City Spotlight: Exploring the history of Liberty, Missouri

Dan Weinbaum
February 13, 2019 - 6:06 am

Liberty, MO - This city of around 30,000 residents on the Northeast edge of the KC Metro was settled around 1820, about a generation before the founding of Kansas City.

At the time it was the farthest town west, on the edge of the American frontier.

"There was a push for law and order, we had a lot of lawyers early on, a focus on education, we were far enough from the river not to have problems with vermin and disease that closer towns had," said Chery Carr Holtman, curator of the Clay County Museum. 

Liberty was the first town in the KC Metro that has lasted to the present day.

"A lot of towns didn't survive past being maybe a gas station stop on the road, so I think Liberty is unique in that and I hope it continues to be unique," Carr Holtman said.

Downtown Liberty still echos much of its 19th century history.

Liberty and Clay County were once part of a region known as Little Dixie, because it was settled by landowners from Kentucky, Tennessee and other areas of the South. The county was settled to replicate the Southern plantation economy.

At the time of the Civil War, slaves made up a third of Clay County's population.  

Carr Holtman says the landowners, and other groups who didn't own slaves, were southern sympathizers.

That sympathy among the people in Clay County fed into the Border War between Missouri and Kansas, which then played out during the Civil War.

Liberty was occupied numerous times by Union troops.

Jesse James and his brother Frank were born not too far from Liberty in Clay County, near Kearney. 

The James brothers were bushwackers - pro-confederate guerrillas who rode with Quantrill and Bloody Bill.  After the Civil War they turned to revenge in the form of crime.  

So the story goes that Jesse and his brother Frank and their gang robbed a bank in broad daylight right on the Liberty Square in 1866.

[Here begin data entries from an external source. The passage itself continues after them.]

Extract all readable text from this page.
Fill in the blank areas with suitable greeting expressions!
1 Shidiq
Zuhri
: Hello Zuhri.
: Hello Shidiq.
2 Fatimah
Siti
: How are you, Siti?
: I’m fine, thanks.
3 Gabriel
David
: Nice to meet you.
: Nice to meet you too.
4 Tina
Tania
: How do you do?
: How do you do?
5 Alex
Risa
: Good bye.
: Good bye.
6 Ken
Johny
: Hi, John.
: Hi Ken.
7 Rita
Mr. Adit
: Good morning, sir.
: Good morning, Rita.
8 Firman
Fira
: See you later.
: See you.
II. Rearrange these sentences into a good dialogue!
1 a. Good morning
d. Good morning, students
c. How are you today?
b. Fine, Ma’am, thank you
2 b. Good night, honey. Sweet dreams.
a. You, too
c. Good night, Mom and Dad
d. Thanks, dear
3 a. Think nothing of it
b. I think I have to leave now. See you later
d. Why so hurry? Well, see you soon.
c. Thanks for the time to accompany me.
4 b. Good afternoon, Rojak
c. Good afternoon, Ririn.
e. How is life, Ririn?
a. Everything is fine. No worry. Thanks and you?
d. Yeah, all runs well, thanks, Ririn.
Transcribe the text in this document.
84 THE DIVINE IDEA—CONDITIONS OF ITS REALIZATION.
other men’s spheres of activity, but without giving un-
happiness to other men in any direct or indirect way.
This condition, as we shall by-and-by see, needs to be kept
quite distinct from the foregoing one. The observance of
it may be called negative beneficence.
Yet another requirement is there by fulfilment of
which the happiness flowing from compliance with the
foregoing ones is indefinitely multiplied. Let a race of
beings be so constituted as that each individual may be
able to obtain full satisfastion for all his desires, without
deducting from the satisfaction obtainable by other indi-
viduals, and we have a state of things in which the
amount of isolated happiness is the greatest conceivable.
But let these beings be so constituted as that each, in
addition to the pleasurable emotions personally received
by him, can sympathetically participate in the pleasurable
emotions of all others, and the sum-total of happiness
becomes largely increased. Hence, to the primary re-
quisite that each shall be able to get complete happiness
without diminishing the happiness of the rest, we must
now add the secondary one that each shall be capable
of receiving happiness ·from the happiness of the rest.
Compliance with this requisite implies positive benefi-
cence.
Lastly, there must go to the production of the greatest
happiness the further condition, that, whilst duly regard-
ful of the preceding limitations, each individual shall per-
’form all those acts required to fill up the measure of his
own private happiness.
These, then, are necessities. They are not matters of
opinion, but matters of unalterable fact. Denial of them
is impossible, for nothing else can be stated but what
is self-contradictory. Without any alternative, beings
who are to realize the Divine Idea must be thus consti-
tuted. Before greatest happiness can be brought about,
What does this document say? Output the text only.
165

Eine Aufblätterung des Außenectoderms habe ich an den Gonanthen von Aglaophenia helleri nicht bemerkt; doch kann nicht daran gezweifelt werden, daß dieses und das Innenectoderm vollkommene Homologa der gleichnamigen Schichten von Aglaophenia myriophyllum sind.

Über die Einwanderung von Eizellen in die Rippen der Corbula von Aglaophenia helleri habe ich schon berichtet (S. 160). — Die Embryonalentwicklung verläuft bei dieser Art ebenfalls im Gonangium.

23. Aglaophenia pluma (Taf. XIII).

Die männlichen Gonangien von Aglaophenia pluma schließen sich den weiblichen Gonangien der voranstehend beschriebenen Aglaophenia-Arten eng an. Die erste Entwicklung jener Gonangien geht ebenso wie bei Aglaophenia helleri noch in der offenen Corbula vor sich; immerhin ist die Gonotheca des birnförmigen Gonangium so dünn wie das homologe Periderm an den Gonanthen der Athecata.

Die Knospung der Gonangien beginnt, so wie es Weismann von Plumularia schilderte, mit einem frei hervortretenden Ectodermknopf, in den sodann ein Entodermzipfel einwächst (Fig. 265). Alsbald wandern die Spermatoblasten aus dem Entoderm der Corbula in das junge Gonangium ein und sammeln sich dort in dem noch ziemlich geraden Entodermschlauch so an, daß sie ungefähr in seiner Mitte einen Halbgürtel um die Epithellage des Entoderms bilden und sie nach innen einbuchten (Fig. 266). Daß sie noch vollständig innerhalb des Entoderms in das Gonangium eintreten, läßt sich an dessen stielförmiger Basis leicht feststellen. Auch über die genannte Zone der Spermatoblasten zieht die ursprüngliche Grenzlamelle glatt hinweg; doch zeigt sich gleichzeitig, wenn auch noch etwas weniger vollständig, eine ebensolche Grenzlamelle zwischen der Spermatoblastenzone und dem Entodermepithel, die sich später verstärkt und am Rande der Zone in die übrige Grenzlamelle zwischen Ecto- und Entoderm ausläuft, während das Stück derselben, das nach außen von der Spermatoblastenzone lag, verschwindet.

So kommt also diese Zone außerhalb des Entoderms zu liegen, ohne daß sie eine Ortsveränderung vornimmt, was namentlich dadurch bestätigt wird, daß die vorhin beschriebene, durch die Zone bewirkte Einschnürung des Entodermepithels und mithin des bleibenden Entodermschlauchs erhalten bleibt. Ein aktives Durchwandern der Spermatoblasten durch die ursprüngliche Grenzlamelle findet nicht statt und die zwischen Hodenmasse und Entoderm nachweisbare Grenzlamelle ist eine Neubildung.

"That's the story. Can't really prove it. Was it his gang? yes. Was he there, was Frank? Don't know," says Carr Holtman. "A local was shot, the first daylight bank robbery... but we really don't know. However they had a big impact on every town in this county."

Earlier in the 19th Century, Latter Day Saints Church founder Joseph Smith was incarcerated in the town jail following the first Mormon War that erupted nearby in the late 1830's. 

Liberty native - Alexander Doniphan - was the one who fought, and then saved Joseph Smith's life.

"And a bunch of militias were sent up under the governor's orders and fought them and they gave up," says Carr Holtman. "Major Doniphan was ordered to shoot the leaders including Joseph Smith. He refused, saying 'that's murder', and he demanded a trial.  He was a lawyer."

Doniphan was a defense attorney working in Liberty and in the surrounding counties.

He went on to great fame during the Mexican-American War, leading his troops on a campaign of 5,500 miles during the war. It's considered the longest military campaign since the times of Alexander the Great.

More recently, Liberty lived through the floods of 1951 and has recovered from tornadoes in 2003 and 2008.